Karena itu Timothy Treuer dan timnya menghabiskan berbulan-bulan mengumpulkan sample, menganalisanya, dan membandingkannya. Mereka pun menemukan perbedaan yang dramatis antara area yang tertutup dengan sampah kulit jeruk dengan yang tidak.
Area yang tertutup dengan sampah kulit jeruk ternyata merupakan tanah yang subur dan lebih banyak organism tumbuhan yang hidup. Di lahan itu juga, kesuburan spesies tanamannya lebih besar, dan kanopi penutup hutan yang lebih luas.
“Ini adalah hanya satu contoh yang pernah saya dengar di mana Anda dapat menghilangkan karbon negatif.
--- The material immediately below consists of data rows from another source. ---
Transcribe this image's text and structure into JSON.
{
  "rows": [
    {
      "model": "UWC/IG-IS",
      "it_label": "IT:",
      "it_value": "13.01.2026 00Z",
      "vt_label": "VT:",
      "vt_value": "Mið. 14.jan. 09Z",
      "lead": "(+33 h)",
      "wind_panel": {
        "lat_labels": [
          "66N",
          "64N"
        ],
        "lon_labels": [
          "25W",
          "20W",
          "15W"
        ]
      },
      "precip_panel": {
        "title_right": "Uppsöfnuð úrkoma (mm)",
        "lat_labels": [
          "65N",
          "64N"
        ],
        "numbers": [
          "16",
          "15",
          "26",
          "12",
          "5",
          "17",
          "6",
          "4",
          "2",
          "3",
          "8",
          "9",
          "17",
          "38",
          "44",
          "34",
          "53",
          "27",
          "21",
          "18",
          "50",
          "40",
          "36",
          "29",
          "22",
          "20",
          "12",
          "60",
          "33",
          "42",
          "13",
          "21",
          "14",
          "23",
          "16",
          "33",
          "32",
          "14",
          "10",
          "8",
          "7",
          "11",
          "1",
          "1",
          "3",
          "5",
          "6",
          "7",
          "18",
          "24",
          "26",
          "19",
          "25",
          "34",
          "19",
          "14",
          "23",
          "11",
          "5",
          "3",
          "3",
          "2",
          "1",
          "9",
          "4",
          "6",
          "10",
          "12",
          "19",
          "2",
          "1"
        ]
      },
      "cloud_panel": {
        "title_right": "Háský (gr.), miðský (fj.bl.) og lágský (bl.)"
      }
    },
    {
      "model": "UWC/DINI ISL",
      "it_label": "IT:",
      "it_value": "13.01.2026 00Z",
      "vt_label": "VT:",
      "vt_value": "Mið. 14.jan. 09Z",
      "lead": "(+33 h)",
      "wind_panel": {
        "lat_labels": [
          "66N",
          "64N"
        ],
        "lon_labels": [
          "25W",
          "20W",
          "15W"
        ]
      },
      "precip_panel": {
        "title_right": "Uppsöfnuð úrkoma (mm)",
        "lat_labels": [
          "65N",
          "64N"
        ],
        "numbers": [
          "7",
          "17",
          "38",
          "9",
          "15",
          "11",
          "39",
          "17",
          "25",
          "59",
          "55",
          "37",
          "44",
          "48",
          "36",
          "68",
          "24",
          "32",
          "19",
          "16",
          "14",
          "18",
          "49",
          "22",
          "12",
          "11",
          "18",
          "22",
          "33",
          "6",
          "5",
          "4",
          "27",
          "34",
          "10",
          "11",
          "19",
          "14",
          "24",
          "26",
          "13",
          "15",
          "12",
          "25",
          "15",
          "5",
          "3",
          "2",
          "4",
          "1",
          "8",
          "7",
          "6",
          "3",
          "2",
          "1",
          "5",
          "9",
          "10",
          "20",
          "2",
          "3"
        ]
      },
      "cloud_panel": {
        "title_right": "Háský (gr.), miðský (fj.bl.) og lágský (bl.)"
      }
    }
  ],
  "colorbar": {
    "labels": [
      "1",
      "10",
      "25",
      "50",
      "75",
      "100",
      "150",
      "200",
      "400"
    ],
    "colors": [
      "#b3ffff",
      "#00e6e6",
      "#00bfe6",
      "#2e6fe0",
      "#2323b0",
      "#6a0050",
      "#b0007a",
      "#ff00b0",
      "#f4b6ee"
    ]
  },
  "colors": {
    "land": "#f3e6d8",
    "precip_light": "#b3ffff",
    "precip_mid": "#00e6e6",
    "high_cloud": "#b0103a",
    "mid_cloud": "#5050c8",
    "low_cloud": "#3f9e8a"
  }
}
Ini bukan sekadar win-win solution antara perusahaan dan taman setempat, tetapi adalah kemenangan buat semua orang,” tambah Timothy Treuer.
Efek dari kulit jeruk pada tanah mungkin tidak mengejutkan bagi orang yang terbiasa dengan kompos. Namun, ini kejutan yang keras bahwa pengadilan sebelumnya menyebutnya sebagi contoh ‘pengotoran’ taman nasional dan menghentikan proyek itu.
Dilansir dari ZME Science, kini penelitian Timothy Treuer mendapat banyak perhatian di seluruh dunia. Jenis ‘pengotoran’ ini dipertimbangkan secara serius sebagai sebuah cara mengembalikan hutan tropis menjadi hidup kembali.
(Baca juga:Batu Zamrud Raksasa Ditemukan di Brasil, Nilainya Sama dengan Anggaran Asian Games 2018)
“Banyak masalah lingkungan disebabkan oleh perusahaan-perusahaan, yang jujur saja, memproduksi benda-benda yang dibutuhkan atau diinginkan orang. Namun, banyak masalah mengerikan ini dapat dikurangi bila sektor swasta dan komunitas lingkungan bekerja bersama-sama,” kata David Wilcox, penulis penelitian Princeton.
Ia yakin kita bisa menemukan banyak kesempatan untuk menggunakan ‘sisa-sisa’ dari industri pembuat makanan untuk mengembalikan hutan tropikal. Dan daur ulang adalah cara yang terbaik.